The short answer is that the Ouya honestly has not competed well with the big boys and likely never will. A standalone console that cannot match up technically with its competitors likely won’t stand much of a chance. A system like the Nintendo Wii did very well with less against the Xbox 360 and PlayStation 3, at least early in its lifespan, thanks to innovation and the Nintendo name. Just look at the Wii U now, which is partially struggling due to a lack of third party support, which has come because developers see the console as lacking technically compared to the others right now.
The Ouya finds itself in an even tougher situation as it doesn’t have the financial backbone that say Nintendo does to try something new, but rather is kind of stuck where it is at. The ability to download a number of different mostly indie games is pretty cool, but most of the games are ones that you would just pass by and never even give a second look upon seeing the name or description.
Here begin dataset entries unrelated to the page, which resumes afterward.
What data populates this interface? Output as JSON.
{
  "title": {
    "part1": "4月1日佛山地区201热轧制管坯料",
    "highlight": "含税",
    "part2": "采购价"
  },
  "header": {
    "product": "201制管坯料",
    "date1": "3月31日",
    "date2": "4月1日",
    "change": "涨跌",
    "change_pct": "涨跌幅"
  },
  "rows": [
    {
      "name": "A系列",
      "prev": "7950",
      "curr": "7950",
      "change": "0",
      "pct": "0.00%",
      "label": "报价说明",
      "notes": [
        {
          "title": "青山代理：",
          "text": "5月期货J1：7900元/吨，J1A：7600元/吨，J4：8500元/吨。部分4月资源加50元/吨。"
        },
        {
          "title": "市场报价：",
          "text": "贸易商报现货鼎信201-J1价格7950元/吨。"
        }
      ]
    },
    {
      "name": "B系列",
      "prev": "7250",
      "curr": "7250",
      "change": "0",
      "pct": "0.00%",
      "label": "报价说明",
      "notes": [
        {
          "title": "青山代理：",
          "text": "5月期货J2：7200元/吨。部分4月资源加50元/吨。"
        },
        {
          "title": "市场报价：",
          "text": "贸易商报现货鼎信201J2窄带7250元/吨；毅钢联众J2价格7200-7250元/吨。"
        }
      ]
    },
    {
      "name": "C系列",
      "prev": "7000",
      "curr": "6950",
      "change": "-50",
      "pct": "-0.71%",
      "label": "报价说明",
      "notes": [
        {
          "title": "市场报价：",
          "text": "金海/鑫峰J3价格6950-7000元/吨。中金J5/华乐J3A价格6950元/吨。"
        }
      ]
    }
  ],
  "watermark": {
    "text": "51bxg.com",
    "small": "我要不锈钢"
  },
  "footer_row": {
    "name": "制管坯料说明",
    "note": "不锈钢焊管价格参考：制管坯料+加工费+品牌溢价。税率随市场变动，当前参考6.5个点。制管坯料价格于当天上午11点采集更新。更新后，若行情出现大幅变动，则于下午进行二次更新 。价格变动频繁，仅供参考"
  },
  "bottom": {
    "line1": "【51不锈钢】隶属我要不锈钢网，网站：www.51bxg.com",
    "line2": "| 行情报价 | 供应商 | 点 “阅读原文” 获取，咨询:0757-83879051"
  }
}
There are a few enticing titles from larger companies like Final Fantasy III and Sonic The Hedgehog 4 Episode 1 and 2, but it is still hard to entice gamers when those games are still on other much more successful platforms.
Honestly, the market that the types of games found on the Ouya would be more suited to attract would be mobile games, but the attraction there is that you can do it on the go from your phone that is always at your side. Having to turn on a system and take up your TV with something that you could likely find a clone of at least on your phone is not going to attract too many customers. The inability so far to get any major exclusive titles, which will likely never happen due to budget constraints of a crowd-funded console, will always hold back the system from gaining a larger audience.
All in all, the Ouya is more of a complementary experience for gamers that may also be looking for a media playback device. With the use of XBMC and other apps like Flixster, the Ouya is certainly a viable media player at a relatively cheap price, which could be a good complement to other consoles. But to actually see the system, in it’s current form at least, compete against the likes of the PlayStation 4, Xbox One, and Wii U, or even the PlayStation 3 and Xbox 360, is a pipe dream.